Rachael Ray Shows the Ruins of Her House Destroyed by Fire and Discusses Ordeal Escaping From Blaze
During the season 15 premiere of her TV show, Rachael Ray showed the ruins of her home destroyed by fire.
Rachael Ray opened the 15th season of her television show with a heartfelt recollection of the August blaze that destroyed her family home, and told viewers to practice fire safety in these strange times.
The celebrity chef opened Monday's broadcast of the "Rachael Ray Show" with a tour of her devastated home in New York's Adirondack Mountains. She and her husband, John, were at home when the house caught fire, and they escaped with just a few prized possessions, including their dog.
"I heard the fire in the walls," she told viewers. "It was blood-curdling and chilling from head to toe. I turn to leave and there was a first responder right in front of me, (saying) 'Get out, get out now. You have to go.'"
"I went to get the dog, and that was it," she says. "We left our house."
The inferno began with a creosote, or a byproduct of wood combustion, that shot through the chimney and landed on their roof, Ray said.
Ray had the fireplace going because it was a chilly night and she and her husband were just sitting down to dinner when they heard a man screaming behind their home.
"A person was going through our backyard on an ATV and was kind enough to come down the hill and say, 'Your roof's on fire.' Literally screaming it in our backyard," she said. "We went outside (and) sure enough, that was the case."
Ray ran upstairs to grab some photos, notebooks and prescriptions while her husband ran to his music studio and grabbed a prized guitar.
"We literally were just watching our house burn and burn and burn," John said. "It wouldn't stop. You're just thinking, 'Oh God, what's going to be left?'"
Their 15-year-old home is a total loss and will be razed, they said. They will have to rebuild.
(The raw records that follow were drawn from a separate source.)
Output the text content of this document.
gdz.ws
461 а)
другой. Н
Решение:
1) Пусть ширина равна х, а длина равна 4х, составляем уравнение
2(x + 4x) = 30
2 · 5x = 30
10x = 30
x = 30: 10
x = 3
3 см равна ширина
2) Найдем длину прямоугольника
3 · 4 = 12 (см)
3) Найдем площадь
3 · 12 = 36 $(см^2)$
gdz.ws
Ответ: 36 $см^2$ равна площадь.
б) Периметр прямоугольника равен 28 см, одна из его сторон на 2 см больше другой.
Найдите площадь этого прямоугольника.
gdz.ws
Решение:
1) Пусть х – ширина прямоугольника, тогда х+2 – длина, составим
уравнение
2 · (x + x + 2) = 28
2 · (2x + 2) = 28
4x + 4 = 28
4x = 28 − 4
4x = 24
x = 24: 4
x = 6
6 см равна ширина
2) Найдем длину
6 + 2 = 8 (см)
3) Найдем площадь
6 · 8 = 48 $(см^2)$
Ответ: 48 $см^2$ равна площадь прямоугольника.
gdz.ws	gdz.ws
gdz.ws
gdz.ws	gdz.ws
For now, the show is being taped in a temporary studio on their property. Ray encouraged her viewers to have their chimneys checked, as winter approaches, and to be vigilant about fire safety procedures.
"I think what we've learned since the house burned is just waves of gratitude that we're alive and all the people that have reached out to us — people that we know and total strangers from all over the world," she said. "I've gotten handwritten, real mail from people all over. So many folks understand and have been through this."